There are several possibilities.
Exceeding FD_SETSIZE
Your code checks for a negative file descriptor, but does not exceed the upper limit, which is FD_SETSIZE (usually 1024). Whenever this happens, your code
- damage to own stack
- represents an empty
fd_set for select , which will lead to a hang
Suppose you donβt need so many concurrent open file descriptors, the solution will probably be to look for removal of the file descriptor leak, especially the stack code that handles the closure of abandoned descriptors.
There is a suspicious comment in your code that indicates a possible leak:
If this comment means someone sets m_socket to -1 and hopes that a recv will catch a closed socket and close it, who knows, maybe we are closing -1, not a real closed socket. (Note the difference between closing at the network level and closing at the file descriptor level, which requires a separate close call.)
This can also be considered by switching to poll , but there are several other limitations imposed by the operating system that make this route quite difficult.
Out-of-band data
You say that the server "sends" data. If this means that data is sent using the send call (as opposed to the write call), use strace to specify the argument of the send flags. If the MSG_OOB flag is MSG_OOB , the data arrives as data out of range - and your select call will not notice it until you pass a copy of fds as another parameter.

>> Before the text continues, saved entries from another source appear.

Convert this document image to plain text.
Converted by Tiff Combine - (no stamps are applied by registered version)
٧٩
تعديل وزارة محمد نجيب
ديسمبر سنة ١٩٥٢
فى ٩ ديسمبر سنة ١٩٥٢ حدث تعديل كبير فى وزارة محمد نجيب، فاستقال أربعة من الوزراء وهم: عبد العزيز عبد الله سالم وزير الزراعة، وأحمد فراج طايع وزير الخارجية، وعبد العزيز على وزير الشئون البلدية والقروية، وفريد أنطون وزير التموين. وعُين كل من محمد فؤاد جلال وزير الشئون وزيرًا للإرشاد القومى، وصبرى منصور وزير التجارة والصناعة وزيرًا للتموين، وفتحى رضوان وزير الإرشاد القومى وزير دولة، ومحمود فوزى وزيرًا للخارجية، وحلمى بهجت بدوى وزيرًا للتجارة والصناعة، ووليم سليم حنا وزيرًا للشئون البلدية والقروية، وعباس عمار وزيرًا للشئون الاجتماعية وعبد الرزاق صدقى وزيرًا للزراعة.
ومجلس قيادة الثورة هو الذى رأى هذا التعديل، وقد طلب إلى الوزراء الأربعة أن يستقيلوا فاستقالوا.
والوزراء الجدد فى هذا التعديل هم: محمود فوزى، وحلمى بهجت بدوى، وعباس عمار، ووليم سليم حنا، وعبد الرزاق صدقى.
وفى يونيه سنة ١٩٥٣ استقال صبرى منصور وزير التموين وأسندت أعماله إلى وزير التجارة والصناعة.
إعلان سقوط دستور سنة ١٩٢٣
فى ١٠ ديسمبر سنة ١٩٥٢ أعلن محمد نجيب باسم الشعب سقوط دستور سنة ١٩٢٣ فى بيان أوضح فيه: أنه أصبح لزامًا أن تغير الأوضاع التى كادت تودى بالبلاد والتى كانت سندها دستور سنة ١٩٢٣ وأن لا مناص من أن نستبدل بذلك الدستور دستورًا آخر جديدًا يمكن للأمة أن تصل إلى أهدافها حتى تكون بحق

fd_set fds_copy = fds; select( m_socket + 1, &fds, 0, &fds_copy, timeout == -1 ? 0 : &tv )
Fasting process
If the mailbox is heavily overloaded, the server performs without any blocking calls and with real-time priority (use top to check this) - and the client does not work - the client may be hungry.
Paused process
A client can theoretically be stopped using SIGSTOP . You probably know if this is so by pressing somewhere ctrl-Z or having some specific process that exercises control over the client, except for the launch itself.